Pelaku Pidana di Bawah Lima Tahun Tidak Dipenjara, tapi Disanksi Sosial

- Sanksi sosial sebagai alternatif hukuman pidana di bawah lima tahun diterapkan di Jawa Barat
- Pelaku tindak pidana melakukan pekerjaan sosial untuk mengurangi beban negara dan menafkahi keluarga
- Program "Berdaya dan Berkarya" membantu mantan pelaku pidana memperoleh keterampilan baru setelah menjalani sanksi sosial
Bandung, IDN Times - Penerapan sanksi sosial sebagai alternatif hukuman pidana di bawah lima tahun telah diterapkan di wilayah Jawa Barat. Penerapan ini sesuai dengan kesepakatan yang dilakukan antara Pemprov Jabar dan Kejaksaan Tinggi Jawa Barat.
Gubernur Jawa Barat, Dedi Mulyadi menyatakan, hukuman bagi pelaku dengan ancaman pidana di bawah lima tahun sebaiknya tidak lagi dilakukan dengan pemenjaraan.
Hal itu, menurutnya. sejalan dengan penerapan Undang-undang Nomor 1 Tahun 2023 tentang Kitab Undang-undang Hukum Pidana (KUHP) Nasional yang mulai berlaku pada Januari 2026.
1. Ada aspek uang negara yang terselamatkan

Sebagai pengganti hukuman penjara, pelaku tindak pidana melakukan pekerjaan sosial, seperti membersihkan bantaran sungai, merapikan jalan yang ditumbuhi rumput liar, hingga memperbaiki drainase yang tersumbat.
Kebijakan tersebut dinilai bukan hanya humanis, tetapi juga mengefisienkan keuangan negara dan dapat memberdayakan masyarakat.
"Di sini ada aspek uang negara yang terselamatkan.
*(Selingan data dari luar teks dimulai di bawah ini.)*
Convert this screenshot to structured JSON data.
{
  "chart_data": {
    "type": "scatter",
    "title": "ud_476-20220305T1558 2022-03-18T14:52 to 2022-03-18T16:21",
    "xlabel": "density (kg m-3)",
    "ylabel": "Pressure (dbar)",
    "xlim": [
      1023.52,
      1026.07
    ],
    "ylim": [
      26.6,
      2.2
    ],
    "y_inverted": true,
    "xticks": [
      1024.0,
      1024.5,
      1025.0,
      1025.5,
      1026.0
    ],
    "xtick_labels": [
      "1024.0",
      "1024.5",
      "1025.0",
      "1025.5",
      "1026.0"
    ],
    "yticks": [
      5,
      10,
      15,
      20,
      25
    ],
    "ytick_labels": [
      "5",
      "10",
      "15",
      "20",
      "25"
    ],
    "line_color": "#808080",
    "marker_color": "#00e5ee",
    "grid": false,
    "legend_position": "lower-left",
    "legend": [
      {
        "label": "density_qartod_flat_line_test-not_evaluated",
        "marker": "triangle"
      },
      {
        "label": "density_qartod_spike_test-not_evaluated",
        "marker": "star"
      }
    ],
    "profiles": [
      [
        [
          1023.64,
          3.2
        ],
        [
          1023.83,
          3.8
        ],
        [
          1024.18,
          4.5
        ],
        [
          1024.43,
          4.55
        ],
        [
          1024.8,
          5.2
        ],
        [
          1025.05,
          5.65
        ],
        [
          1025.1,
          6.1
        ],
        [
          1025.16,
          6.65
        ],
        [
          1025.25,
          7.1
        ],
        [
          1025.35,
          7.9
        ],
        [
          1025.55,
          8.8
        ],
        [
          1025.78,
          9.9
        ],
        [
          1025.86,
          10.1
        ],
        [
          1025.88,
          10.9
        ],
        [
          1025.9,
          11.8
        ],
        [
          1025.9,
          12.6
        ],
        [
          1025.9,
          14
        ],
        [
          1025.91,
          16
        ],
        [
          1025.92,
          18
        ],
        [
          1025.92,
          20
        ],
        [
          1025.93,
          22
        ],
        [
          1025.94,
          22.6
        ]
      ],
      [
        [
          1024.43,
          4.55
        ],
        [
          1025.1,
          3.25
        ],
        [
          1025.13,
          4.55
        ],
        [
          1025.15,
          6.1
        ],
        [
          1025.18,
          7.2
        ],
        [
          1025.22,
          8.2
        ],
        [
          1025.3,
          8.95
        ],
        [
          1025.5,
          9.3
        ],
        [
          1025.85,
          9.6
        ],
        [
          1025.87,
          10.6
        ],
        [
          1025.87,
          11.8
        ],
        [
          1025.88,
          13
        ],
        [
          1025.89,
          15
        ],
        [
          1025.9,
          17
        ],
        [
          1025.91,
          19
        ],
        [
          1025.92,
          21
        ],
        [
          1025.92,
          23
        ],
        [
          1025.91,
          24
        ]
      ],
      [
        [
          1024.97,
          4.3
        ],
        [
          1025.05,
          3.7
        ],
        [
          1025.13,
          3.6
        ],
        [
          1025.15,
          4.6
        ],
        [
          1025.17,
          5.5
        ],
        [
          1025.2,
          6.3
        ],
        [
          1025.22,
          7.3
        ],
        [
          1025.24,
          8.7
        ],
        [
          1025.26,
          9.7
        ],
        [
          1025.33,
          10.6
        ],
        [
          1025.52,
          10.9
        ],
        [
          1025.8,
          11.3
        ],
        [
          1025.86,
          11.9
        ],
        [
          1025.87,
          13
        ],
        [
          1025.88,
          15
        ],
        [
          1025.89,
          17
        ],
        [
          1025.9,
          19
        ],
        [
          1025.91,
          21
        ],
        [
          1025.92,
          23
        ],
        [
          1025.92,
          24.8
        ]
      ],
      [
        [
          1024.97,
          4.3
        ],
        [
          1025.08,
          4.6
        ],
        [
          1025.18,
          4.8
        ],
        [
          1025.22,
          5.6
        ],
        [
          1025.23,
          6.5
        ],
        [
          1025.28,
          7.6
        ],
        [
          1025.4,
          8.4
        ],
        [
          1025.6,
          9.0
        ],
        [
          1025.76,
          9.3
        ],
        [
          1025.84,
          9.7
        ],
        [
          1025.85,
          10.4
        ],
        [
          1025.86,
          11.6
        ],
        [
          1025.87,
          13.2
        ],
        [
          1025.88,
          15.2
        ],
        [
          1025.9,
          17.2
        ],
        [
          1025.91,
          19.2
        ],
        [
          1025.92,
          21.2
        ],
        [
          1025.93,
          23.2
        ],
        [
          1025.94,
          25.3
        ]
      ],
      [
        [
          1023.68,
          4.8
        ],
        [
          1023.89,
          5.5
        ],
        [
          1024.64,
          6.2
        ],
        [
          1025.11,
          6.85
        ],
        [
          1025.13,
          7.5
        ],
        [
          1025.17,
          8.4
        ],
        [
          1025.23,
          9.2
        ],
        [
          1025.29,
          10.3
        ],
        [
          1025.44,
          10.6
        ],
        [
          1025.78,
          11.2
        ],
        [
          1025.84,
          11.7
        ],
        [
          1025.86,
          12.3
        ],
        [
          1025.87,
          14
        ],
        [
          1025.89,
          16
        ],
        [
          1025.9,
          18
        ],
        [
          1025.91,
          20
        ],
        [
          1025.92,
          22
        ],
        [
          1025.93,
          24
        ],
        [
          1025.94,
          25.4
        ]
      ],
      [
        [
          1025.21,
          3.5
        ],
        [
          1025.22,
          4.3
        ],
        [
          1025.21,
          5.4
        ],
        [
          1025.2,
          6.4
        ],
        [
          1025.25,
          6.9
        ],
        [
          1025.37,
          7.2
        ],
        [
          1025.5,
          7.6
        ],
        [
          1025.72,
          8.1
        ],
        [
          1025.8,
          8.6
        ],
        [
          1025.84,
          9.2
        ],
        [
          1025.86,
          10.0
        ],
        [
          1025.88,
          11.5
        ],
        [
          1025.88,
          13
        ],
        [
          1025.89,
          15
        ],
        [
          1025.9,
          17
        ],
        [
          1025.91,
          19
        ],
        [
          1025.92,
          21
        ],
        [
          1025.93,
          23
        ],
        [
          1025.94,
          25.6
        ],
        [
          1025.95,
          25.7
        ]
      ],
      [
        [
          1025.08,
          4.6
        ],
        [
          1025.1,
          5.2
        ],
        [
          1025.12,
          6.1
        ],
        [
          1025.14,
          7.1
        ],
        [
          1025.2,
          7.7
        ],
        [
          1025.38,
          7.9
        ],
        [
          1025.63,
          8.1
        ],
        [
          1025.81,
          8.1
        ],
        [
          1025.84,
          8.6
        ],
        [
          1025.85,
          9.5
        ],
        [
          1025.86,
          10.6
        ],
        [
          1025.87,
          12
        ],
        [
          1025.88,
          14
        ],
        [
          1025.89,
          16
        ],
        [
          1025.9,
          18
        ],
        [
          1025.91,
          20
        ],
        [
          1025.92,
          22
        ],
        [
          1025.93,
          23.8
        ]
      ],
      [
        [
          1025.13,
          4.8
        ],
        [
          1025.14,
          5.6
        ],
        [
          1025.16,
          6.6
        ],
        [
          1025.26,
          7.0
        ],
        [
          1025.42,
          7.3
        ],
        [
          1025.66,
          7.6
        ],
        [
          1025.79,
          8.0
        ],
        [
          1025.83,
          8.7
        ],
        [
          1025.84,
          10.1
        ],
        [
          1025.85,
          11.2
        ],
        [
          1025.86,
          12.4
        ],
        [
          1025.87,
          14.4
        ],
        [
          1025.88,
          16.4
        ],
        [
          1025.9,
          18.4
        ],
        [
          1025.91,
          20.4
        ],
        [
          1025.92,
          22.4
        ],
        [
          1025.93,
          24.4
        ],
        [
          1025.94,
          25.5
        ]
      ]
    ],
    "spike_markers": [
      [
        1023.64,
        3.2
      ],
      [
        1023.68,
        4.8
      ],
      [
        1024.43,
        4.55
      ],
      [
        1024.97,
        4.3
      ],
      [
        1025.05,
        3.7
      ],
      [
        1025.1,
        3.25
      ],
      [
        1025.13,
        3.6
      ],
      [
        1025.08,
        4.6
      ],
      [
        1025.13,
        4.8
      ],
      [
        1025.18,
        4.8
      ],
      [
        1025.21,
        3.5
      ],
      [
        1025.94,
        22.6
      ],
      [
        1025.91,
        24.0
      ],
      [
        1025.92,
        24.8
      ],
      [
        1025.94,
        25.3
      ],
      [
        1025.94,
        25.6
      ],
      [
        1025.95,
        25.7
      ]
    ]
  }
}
Ketika orang berada di penjara, negara harus menanggung makan, minum, dan tenaga pengawas, tetapi produktivitasnya rendah. Kalau mereka bekerja sosial, selain mengurangi beban negara, juga melahirkan produktivitas," ujar Dedi.
2. Keluarga kerap kali jadi korban

Menurut Dedi, hukuman sosial bermanfaat bagi masyarakat karena pelaku tindak pidana tetap bisa menafkahi keluarga sehingga tidak menciptakan kemiskinan baru.
"Ketika seseorang dipenjara karena kasus ringan, keluarga sering kali ikut menanggung penderitaan. Istrinya harus menengok ke penjara, ongkosnya pinjam dulu. Anak tidak dinafkahi. Kalau dengan kerja sosial, keluarganya tetap bisa hidup layak, APBN efisien, dan produktivitas meningkat," katanya.
Sementara itu, Jaksa Agung Muda Tindak Pidana Umum (Jampidum) Kejaksaan Agung RI, Asep N. Mulyana menyatakan, Jawa Barat menjadi pionir penerapan sanksi sosial di Indonesia menjelang pemberlakuan KUHP baru.
"Ini adalah pendekatan baru dalam KUHP, di mana pelaku tindak pidana dapat dijatuhi sanksi kerja sosial, bukan hukuman penjara," kata Asep.
3. Diberikan keterampilan agar lebih berdaya

Asep menjelaskan, hukuman sosial hanya diberlakukan bagi pelaku dengan ancaman pidana di bawah lima tahun. Bentuk sanksinya akan disesuaikan dengan kebutuhan daerah serta profil pelaku.
"Kerja sosial itu tidak boleh mengganggu mata pencaharian utama pelaku. Kami akan sesuaikan dengan kondisi lokal, misalnya membantu dinas perhubungan, pekerjaan lapangan, atau kegiatan sosial di lingkungan masyarakat," ujarnya.
Selanjutnya, untuk mantan pelaku pidana, Kejaksaan menyiapkan program “Berdaya dan Berkarya”. Program tersebut membantu mantan pelaku pidana memperoleh keterampilan baru setelah menjalani sanksi sosial. Dengan begitu, proses reintegrasi sosial lebih cepat.
"Tujuannya agar setelah kembali ke masyarakat, mereka punya modal dan keterampilan. Bisa jadi pengusaha sepatu, laundry, atau usaha kecil lain sesuai minat dan kebutuhan daerah," tuturnya.
Dalam acara tersebut, penandatanganan nota kesepahaman juga dilaksanakan antara kepala kejaksaan negeri se-Jawa Barat dan para bupati serta wali kota se-Jawa Barat.